Mit ‘Fledermausland’ getaggte Artikel

Der Anfang für einen Roman

Samstag, 12. April 2008

Barbara spürte die warme, feuchte Scheiße auf ihrer Kopfhaut.

“Äh! Was ist das denn?!” Angewidert presste sie die Lippen zusammen und fasste sich in ihr pechschwarzes Haar. Verwundert über das plötzliche Ende ihres Kusses, nahm Kevin sein Gesicht nun von ihrem.

Da hörten sie beide zum ersten Mal das Flattern. Sie sahen in die Richtung, aus der es kam, und konnten die hautflüglige Attentäterin sehen, wie sie über den Teich dem Mond entgegen zuckte.

“Wir können hier nicht bleiben, das ist Fledermausland!”, sagte Barbara trocken und bestimmt.

Wenn sie zu diesem Zeitpunkt schon gewußt hätten, was ihnen noch bevor stand, hätten sie diesen Vorfall sicher als Warnung verstanden und den soeben von Barbara in seinen Grundzügen umrissenen Plan direkt zur Ausführung gebracht.

Fledermausland

Dienstag, 11. März 2008

“Wir können hier nicht anhalten, das ist Fledermausland.” Mit diesem Satz aus der Verfilmung von “Fear and Loathing in Las Vegas” ist der Name auf mich gekommen, der dieses Land bezeichnet: Fledermausland. Es ist das Land in dem man bleibt, wenn man früh Kinder bekommen hat und glaubt, in der Verlorenheit, aber dafür immerhin daheim, glücklich werden zu können. Es ist das Land aus dem man flieht, wenn man jung ist und noch was vor hat, aus dem man gehen muss, wenn man nicht zu den Übrig-Gebliebenen gehören will.

Hier lebt man zwischen verfallenden Häusern unter leeren, kalten Dachstühlen aus denen Fledermäuse flattern. Man muss die Verantwortung für den Zustand dieses Landes ablehnen, um es hier aushalten zu können. Und weil sich darum kaum jemand verantwortlich fühlt, manifestiert sich die Situation immer weiter. Da helfen selbstverständlich auch die wenigen Motivierten nicht, die es hier und da gibt, die entweder aus Eitelkeit handeln, oder nach kurzer Zeit von denjenigen, die aus Eitelkeit handeln, so ausgenutzt werden, dass sie ihre Bemühungen einstellen müssen, um nicht ihre ganze Zeit und Energie zu verschwenden. - Oder sie gehen irgendwann, wie die anderen, um nicht übrig zu bleiben.

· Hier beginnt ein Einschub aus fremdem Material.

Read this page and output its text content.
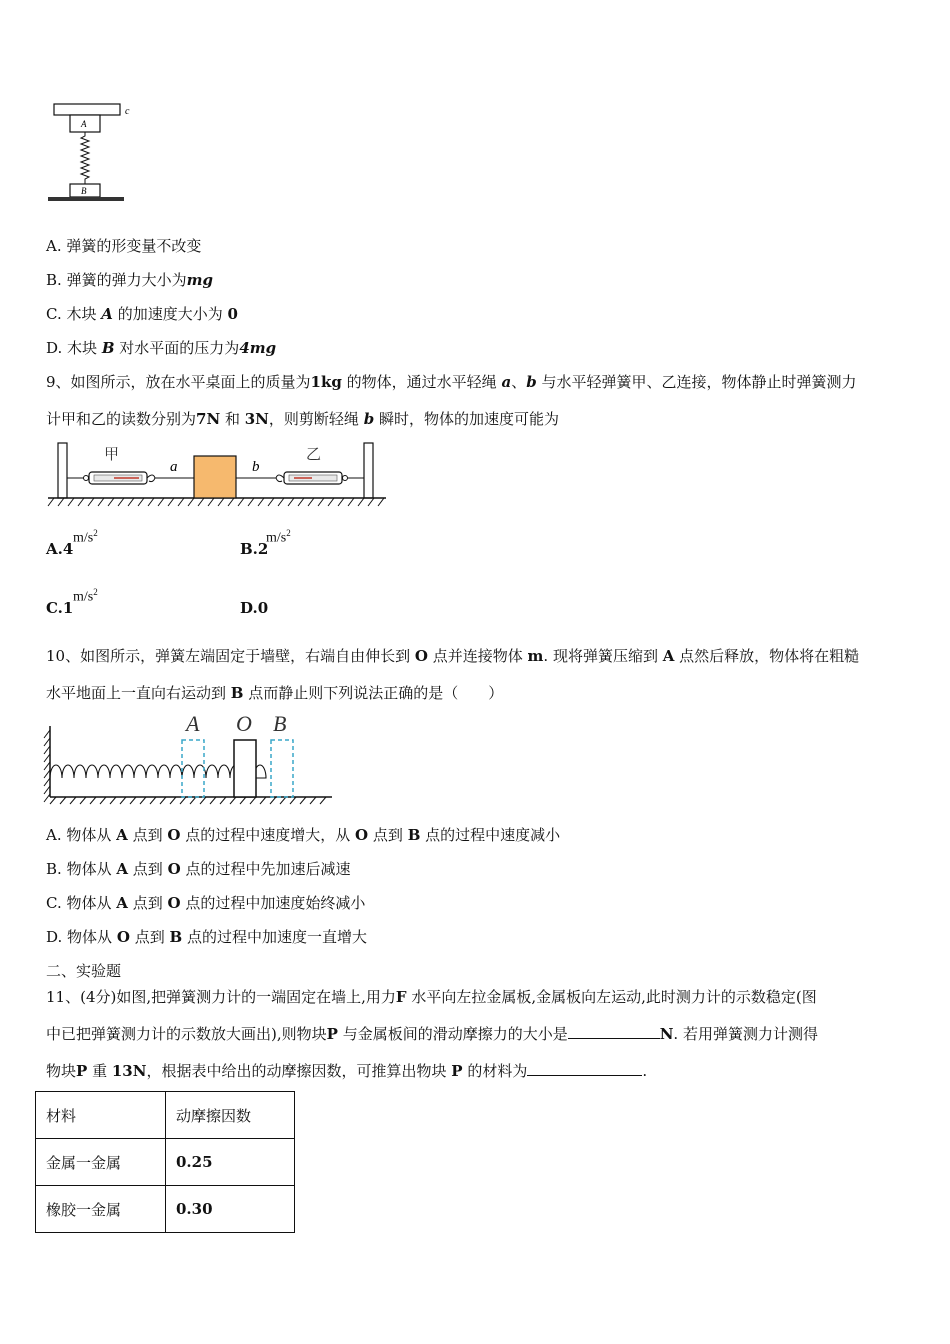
c
A
B
A. 弹簧的形变量不改变
B. 弹簧的弹力大小为mg
C. 木块 A 的加速度大小为 0
D. 木块 B 对水平面的压力为4mg
9、如图所示，放在水平桌面上的质量为1kg 的物体，通过水平轻绳 a、b 与水平轻弹簧甲、乙连接，物体静止时弹簧测力
计甲和乙的读数分别为7N 和 3N，则剪断轻绳 b 瞬时，物体的加速度可能为
甲	乙
a	b
A.4
$m/s^2$
B.2
$m/s^2$
C.1
$m/s^2$
D.0
10、如图所示，弹簧左端固定于墙壁，右端自由伸长到 O 点并连接物体 m. 现将弹簧压缩到 A 点然后释放，物体将在粗糙
水平地面上一直向右运动到 B 点而静止则下列说法正确的是（　　）
A O B
A. 物体从 A 点到 O 点的过程中速度增大，从 O 点到 B 点的过程中速度减小
B. 物体从 A 点到 O 点的过程中先加速后减速
C. 物体从 A 点到 O 点的过程中加速度始终减小
D. 物体从 O 点到 B 点的过程中加速度一直增大
二、实验题
11、(4分)如图,把弹簧测力计的一端固定在墙上,用力F 水平向左拉金属板,金属板向左运动,此时测力计的示数稳定(图
中已把弹簧测力计的示数放大画出),则物块P 与金属板间的滑动摩擦力的大小是	N. 若用弹簧测力计测得
物块P 重 13N，根据表中给出的动摩擦因数，可推算出物块 P 的材料为	.
材料	动摩擦因数
金属一金属	0.25
橡胶一金属	0.30
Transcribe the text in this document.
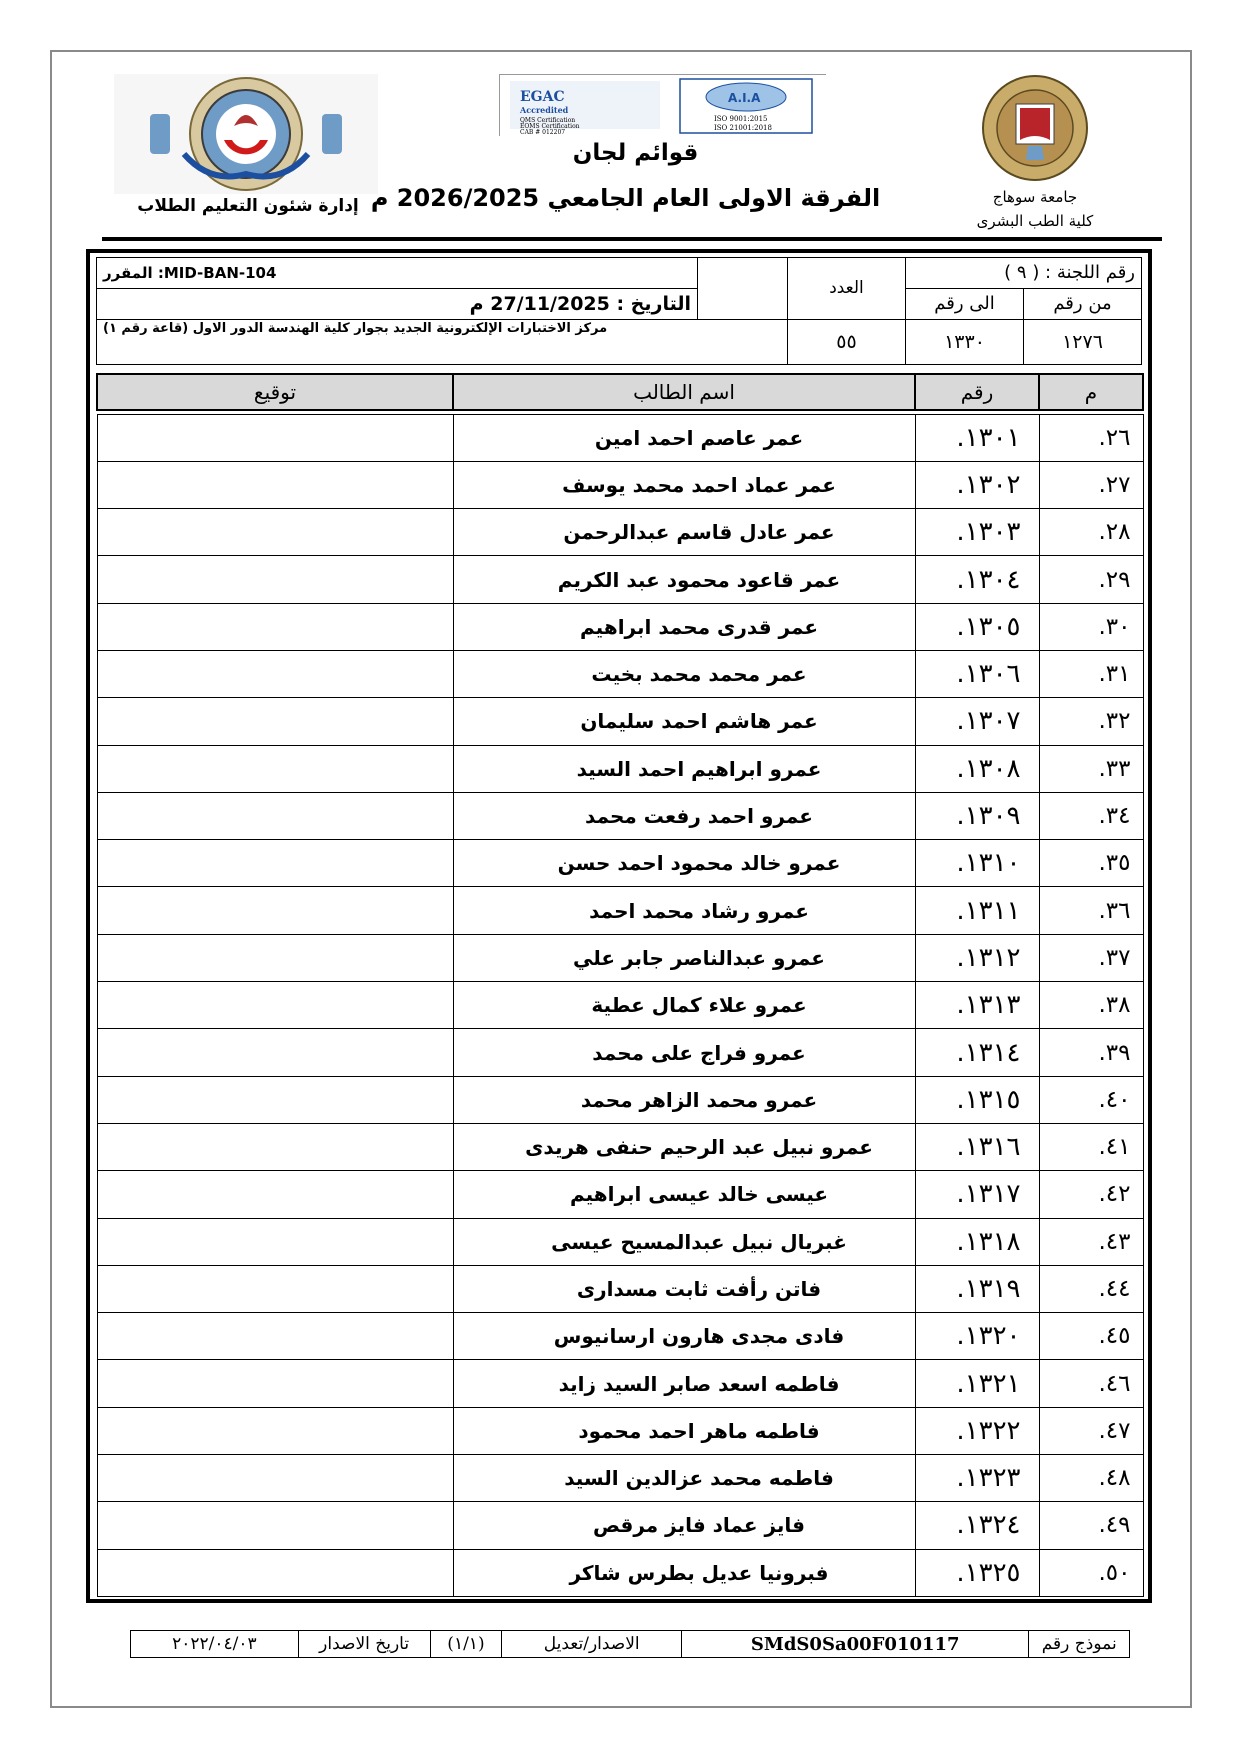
EGAC
Accredited
QMS Certification
EOMS Certification
CAB # 012207
A.I.A
ISO 9001:2015
ISO 21001:2018
قوائم لجان
الفرقة الاولى العام الجامعي 2026/2025 م
إدارة شئون التعليم الطلاب	جامعة سوهاج
كلية الطب البشرى
رقم اللجنة : ( ٩ )		العدد		المقرر :MID-BAN-104
من رقم	الى رقم			التاريخ : 27/11/2025 م
١٢٧٦	١٣٣٠	٥٥	مركز الاختبارات الإلكترونية الجديد بجوار كلية الهندسة الدور الاول (قاعة رقم ١)	
م	رقم	اسم الطالب	توقيع

٢٦.	١٣٠١.	عمر عاصم احمد امين	
٢٧.	١٣٠٢.	عمر عماد احمد محمد يوسف	
٢٨.	١٣٠٣.	عمر عادل قاسم عبدالرحمن	
٢٩.	١٣٠٤.	عمر قاعود محمود عبد الكريم	
٣٠.	١٣٠٥.	عمر قدرى محمد ابراهيم	
٣١.	١٣٠٦.	عمر محمد محمد بخيت	
٣٢.	١٣٠٧.	عمر هاشم احمد سليمان	
٣٣.	١٣٠٨.	عمرو ابراهيم احمد السيد	
٣٤.	١٣٠٩.	عمرو احمد رفعت محمد	
٣٥.	١٣١٠.	عمرو خالد محمود احمد حسن	
٣٦.	١٣١١.	عمرو رشاد محمد احمد	
٣٧.	١٣١٢.	عمرو عبدالناصر جابر علي	
٣٨.	١٣١٣.	عمرو علاء كمال عطية	
٣٩.	١٣١٤.	عمرو فراج على محمد	
٤٠.	١٣١٥.	عمرو محمد الزاهر محمد	
٤١.	١٣١٦.	عمرو نبيل عبد الرحيم حنفى هريدى	
٤٢.	١٣١٧.	عيسى خالد عيسى ابراهيم	
٤٣.	١٣١٨.	غبريال نبيل عبدالمسيح عيسى	
٤٤.	١٣١٩.	فاتن رأفت ثابت مسدارى	
٤٥.	١٣٢٠.	فادى مجدى هارون ارسانيوس	
٤٦.	١٣٢١.	فاطمه اسعد صابر السيد زايد	
٤٧.	١٣٢٢.	فاطمه ماهر احمد محمود	
٤٨.	١٣٢٣.	فاطمه محمد عزالدين السيد	
٤٩.	١٣٢٤.	فايز عماد فايز مرقص	
٥٠.	١٣٢٥.	فبرونيا عديل بطرس شاكر	
نموذج رقم	SMdS0Sa00F010117	الاصدار/تعديل	(١/١)	تاريخ الاصدار	٢٠٢٢/٠٤/٠٣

Eine Stadt mit zwei Gesichtern liegt in diesem Land. Ein inneres Gesicht und ein äußeres. Das innere Gesicht mit seinen zusammengekniffenen Augen, die vor allem im Winter ihre Bewohner böse anstarren. Und das äußere Gesicht, mit den strahlenden Augen, mit dem sie zwinkernd, gerne in der Saison, Gäste zu betören sucht. Damit sie sich ein Zimmer nehmen für die Nacht; die Nacht im Fledermausland.